Stonehenge Series III, Nut (Egyptian) 40 x 60 inches, Oil on Panel, 2014
Nut (Nuit, Nwt) was the personification of the sky and the heavens. She was the daughter Shu and Tefnut and the granddaughter of the creator god (Atum or Ra). Her husband/brother was Geb the earth god. However, she could also be said to be the mother of Ra. In one myth Nut gives birth to the Sun-god daily and he passes over her body during the day before being swallowed at night only to be reborn the next morning. According to another myth Ra used the Atet (or Matet) boat to travel across her body until noon and then used the Sektet boat until sunset.

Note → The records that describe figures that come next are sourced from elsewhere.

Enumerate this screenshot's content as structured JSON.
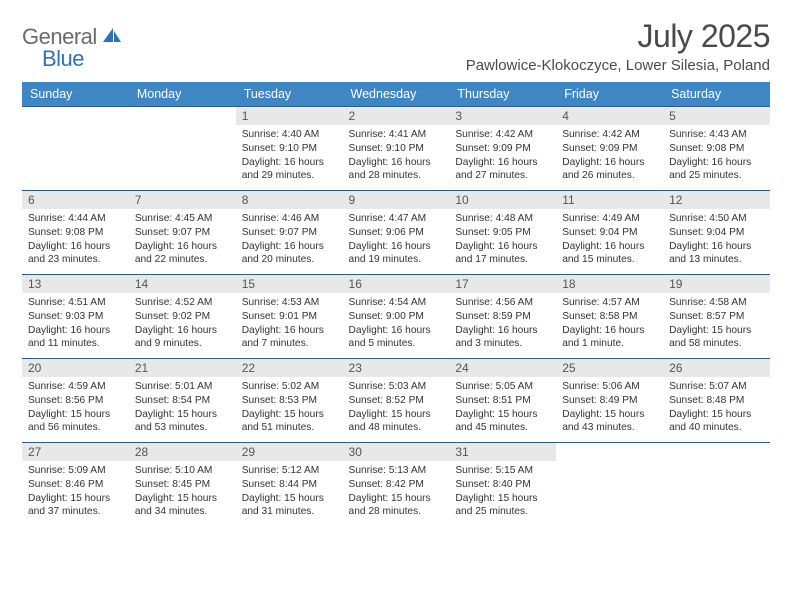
{
  "logo": {
    "textA": "General",
    "textB": "Blue"
  },
  "title": "July 2025",
  "location": "Pawlowice-Klokoczyce, Lower Silesia, Poland",
  "colors": {
    "headerBg": "#3f86c5",
    "rowBorder": "#2d5c8a",
    "dayNumBg": "#e8e8e8",
    "text": "#333333",
    "titleText": "#4a4a4a",
    "logoGray": "#6b6b6b",
    "logoBlue": "#2d73b6"
  },
  "dayHeaders": [
    "Sunday",
    "Monday",
    "Tuesday",
    "Wednesday",
    "Thursday",
    "Friday",
    "Saturday"
  ],
  "weeks": [
    [
      {
        "n": "",
        "sr": "",
        "ss": "",
        "dl": ""
      },
      {
        "n": "",
        "sr": "",
        "ss": "",
        "dl": ""
      },
      {
        "n": "1",
        "sr": "Sunrise: 4:40 AM",
        "ss": "Sunset: 9:10 PM",
        "dl": "Daylight: 16 hours and 29 minutes."
      },
      {
        "n": "2",
        "sr": "Sunrise: 4:41 AM",
        "ss": "Sunset: 9:10 PM",
        "dl": "Daylight: 16 hours and 28 minutes."
      },
      {
        "n": "3",
        "sr": "Sunrise: 4:42 AM",
        "ss": "Sunset: 9:09 PM",
        "dl": "Daylight: 16 hours and 27 minutes."
      },
      {
        "n": "4",
        "sr": "Sunrise: 4:42 AM",
        "ss": "Sunset: 9:09 PM",
        "dl": "Daylight: 16 hours and 26 minutes."
      },
      {
        "n": "5",
        "sr": "Sunrise: 4:43 AM",
        "ss": "Sunset: 9:08 PM",
        "dl": "Daylight: 16 hours and 25 minutes."
      }
    ],
    [
      {
        "n": "6",
        "sr": "Sunrise: 4:44 AM",
        "ss": "Sunset: 9:08 PM",
        "dl": "Daylight: 16 hours and 23 minutes."
      },
      {
        "n": "7",
        "sr": "Sunrise: 4:45 AM",
        "ss": "Sunset: 9:07 PM",
        "dl": "Daylight: 16 hours and 22 minutes."
      },
      {
        "n": "8",
        "sr": "Sunrise: 4:46 AM",
        "ss": "Sunset: 9:07 PM",
        "dl": "Daylight: 16 hours and 20 minutes."
      },
      {
        "n": "9",
        "sr": "Sunrise: 4:47 AM",
        "ss": "Sunset: 9:06 PM",
        "dl": "Daylight: 16 hours and 19 minutes."
      },
      {
        "n": "10",
        "sr": "Sunrise: 4:48 AM",
        "ss": "Sunset: 9:05 PM",
        "dl": "Daylight: 16 hours and 17 minutes."
      },
      {
        "n": "11",
        "sr": "Sunrise: 4:49 AM",
        "ss": "Sunset: 9:04 PM",
        "dl": "Daylight: 16 hours and 15 minutes."
      },
      {
        "n": "12",
        "sr": "Sunrise: 4:50 AM",
        "ss": "Sunset: 9:04 PM",
        "dl": "Daylight: 16 hours and 13 minutes."
      }
    ],
    [
      {
        "n": "13",
        "sr": "Sunrise: 4:51 AM",
        "ss": "Sunset: 9:03 PM",
        "dl": "Daylight: 16 hours and 11 minutes."
      },
      {
        "n": "14",
        "sr": "Sunrise: 4:52 AM",
        "ss": "Sunset: 9:02 PM",
        "dl": "Daylight: 16 hours and 9 minutes."
      },
      {
        "n": "15",
        "sr": "Sunrise: 4:53 AM",
        "ss": "Sunset: 9:01 PM",
        "dl": "Daylight: 16 hours and 7 minutes."
      },
      {
        "n": "16",
        "sr": "Sunrise: 4:54 AM",
        "ss": "Sunset: 9:00 PM",
        "dl": "Daylight: 16 hours and 5 minutes."
      },
      {
        "n": "17",
        "sr": "Sunrise: 4:56 AM",
        "ss": "Sunset: 8:59 PM",
        "dl": "Daylight: 16 hours and 3 minutes."
      },
      {
        "n": "18",
        "sr": "Sunrise: 4:57 AM",
        "ss": "Sunset: 8:58 PM",
        "dl": "Daylight: 16 hours and 1 minute."
      },
      {
        "n": "19",
        "sr": "Sunrise: 4:58 AM",
        "ss": "Sunset: 8:57 PM",
        "dl": "Daylight: 15 hours and 58 minutes."
      }
    ],
    [
      {
        "n": "20",
        "sr": "Sunrise: 4:59 AM",
        "ss": "Sunset: 8:56 PM",
        "dl": "Daylight: 15 hours and 56 minutes."
      },
      {
        "n": "21",
        "sr": "Sunrise: 5:01 AM",
        "ss": "Sunset: 8:54 PM",
        "dl": "Daylight: 15 hours and 53 minutes."
      },
      {
        "n": "22",
        "sr": "Sunrise: 5:02 AM",
        "ss": "Sunset: 8:53 PM",
        "dl": "Daylight: 15 hours and 51 minutes."
      },
      {
        "n": "23",
        "sr": "Sunrise: 5:03 AM",
        "ss": "Sunset: 8:52 PM",
        "dl": "Daylight: 15 hours and 48 minutes."
      },
      {
        "n": "24",
        "sr": "Sunrise: 5:05 AM",
        "ss": "Sunset: 8:51 PM",
        "dl": "Daylight: 15 hours and 45 minutes."
      },
      {
        "n": "25",
        "sr": "Sunrise: 5:06 AM",
        "ss": "Sunset: 8:49 PM",
        "dl": "Daylight: 15 hours and 43 minutes."
      },
      {
        "n": "26",
        "sr": "Sunrise: 5:07 AM",
        "ss": "Sunset: 8:48 PM",
        "dl": "Daylight: 15 hours and 40 minutes."
      }
    ],
    [
      {
        "n": "27",
        "sr": "Sunrise: 5:09 AM",
        "ss": "Sunset: 8:46 PM",
        "dl": "Daylight: 15 hours and 37 minutes."
      },
      {
        "n": "28",
        "sr": "Sunrise: 5:10 AM",
        "ss": "Sunset: 8:45 PM",
        "dl": "Daylight: 15 hours and 34 minutes."
      },
      {
        "n": "29",
        "sr": "Sunrise: 5:12 AM",
        "ss": "Sunset: 8:44 PM",
        "dl": "Daylight: 15 hours and 31 minutes."
      },
      {
        "n": "30",
        "sr": "Sunrise: 5:13 AM",
        "ss": "Sunset: 8:42 PM",
        "dl": "Daylight: 15 hours and 28 minutes."
      },
      {
        "n": "31",
        "sr": "Sunrise: 5:15 AM",
        "ss": "Sunset: 8:40 PM",
        "dl": "Daylight: 15 hours and 25 minutes."
      },
      {
        "n": "",
        "sr": "",
        "ss": "",
        "dl": ""
      },
      {
        "n": "",
        "sr": "",
        "ss": "",
        "dl": ""
      }
    ]
  ]
}
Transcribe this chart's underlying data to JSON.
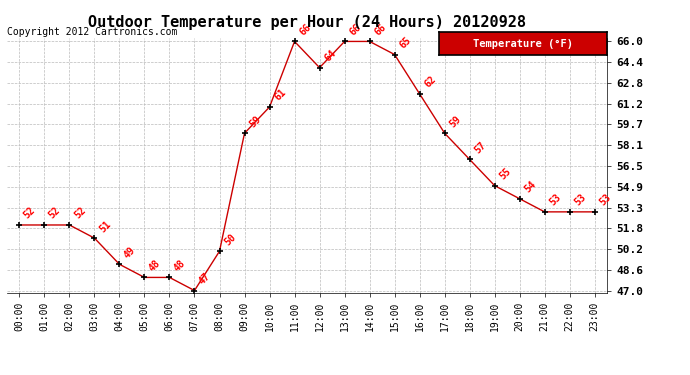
{
  "title": "Outdoor Temperature per Hour (24 Hours) 20120928",
  "copyright": "Copyright 2012 Cartronics.com",
  "legend_label": "Temperature (°F)",
  "hours": [
    0,
    1,
    2,
    3,
    4,
    5,
    6,
    7,
    8,
    9,
    10,
    11,
    12,
    13,
    14,
    15,
    16,
    17,
    18,
    19,
    20,
    21,
    22,
    23
  ],
  "hour_labels": [
    "00:00",
    "01:00",
    "02:00",
    "03:00",
    "04:00",
    "05:00",
    "06:00",
    "07:00",
    "08:00",
    "09:00",
    "10:00",
    "11:00",
    "12:00",
    "13:00",
    "14:00",
    "15:00",
    "16:00",
    "17:00",
    "18:00",
    "19:00",
    "20:00",
    "21:00",
    "22:00",
    "23:00"
  ],
  "temps": [
    52,
    52,
    52,
    51,
    49,
    48,
    48,
    47,
    50,
    59,
    61,
    66,
    64,
    66,
    66,
    65,
    62,
    59,
    57,
    55,
    54,
    53,
    53,
    53
  ],
  "ylim_min": 47.0,
  "ylim_max": 66.0,
  "yticks": [
    47.0,
    48.6,
    50.2,
    51.8,
    53.3,
    54.9,
    56.5,
    58.1,
    59.7,
    61.2,
    62.8,
    64.4,
    66.0
  ],
  "line_color": "#cc0000",
  "marker_color": "black",
  "label_color": "red",
  "bg_color": "white",
  "grid_color": "#bbbbbb",
  "title_fontsize": 11,
  "copyright_fontsize": 7,
  "annotation_fontsize": 7,
  "tick_fontsize": 7,
  "ytick_fontsize": 8,
  "legend_bg": "#cc0000",
  "legend_text_color": "white",
  "legend_border_color": "black",
  "figure_width": 6.9,
  "figure_height": 3.75,
  "dpi": 100
}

She was thought to be the mother of five children on the five extra days of the Egyptian calendar known as the "epagomenal days of the year". Apparently, Ra became annoyed because Geb and Nut were locked in a perpetual embrace so he asked Shu to sperarate them. He also decreed that Nut should not bear children on any day in the calendar, but Thoth won the five "epagomenal" days days from the moon and Nut had five children: Osiris who was born on the first day, Horus the Elder on the second, Set on the third, Isis on the fourth, and Nephthys the last born on the fifth day. These days were a time of celebration all over Egypt.

60" x 40" (63" x 43" framed ) five paintings


Stonehenge Series III, Tamapo'uli'alamafoa (Tongan) 60 x 40 inches, Oil on Panel, 2014
In the Polynesian mythology of the Tongan island of Ata, the god Tamapoulialamafoa is the king of the heavens. He is the one who ordered (through his servants all called Tangaloa (Tangaloa Eiki, Tangaloa Tufunga, and Tangaloa Atulongolongo)) the sub-god Laufakanaa to become ruler of that island.

36" x 48” (39" x 51") two paintings


Stonehenge Series III, Ushas (Hindu) 36 x 48 inches, Oil on Panel, 2014
Ushas (Sanskrit for "dawn") is a Vedic deity, and consequently a Hindu deity as well. Ushas is an exalted goddess in the Rig Veda but less prominent in post-Rgvedic texts. She is often spoken of in the plural, "the Dawns." She is portrayed as warding off evil spirits of the night, and as a beautifully adorned young woman riding in a golden chariot on her path across the sky. Due to her color she is often identified with the reddish cows, and both are released by Indra from the Vala cave at the beginning of time.

In one recent Hindu interpretation, Sri Aurobindo in his Secret of the Veda, described Ushas as "the medium of the awakening, the activity and the growth of the other gods; she is the first condition of the Vedic realisation. By her increasing illumination the whole nature of man is clarified; through her [mankind] arrives at the Truth, through her he enjoys [Truth's] beatitude."


Stonehenge Series III, Te Ao (Maori) 36 x 48 inches, Oil on Panel, 2014
As the sun rises each morning and sets each evening, the world follows a daily cycle of light (Te Ao) and darkness (Te Po). Maori creation stories emphasise this movement from nothingness and darkness to the world of light – Te Ao Marama. It is said that the world itself is created each morning with the rise of the sun.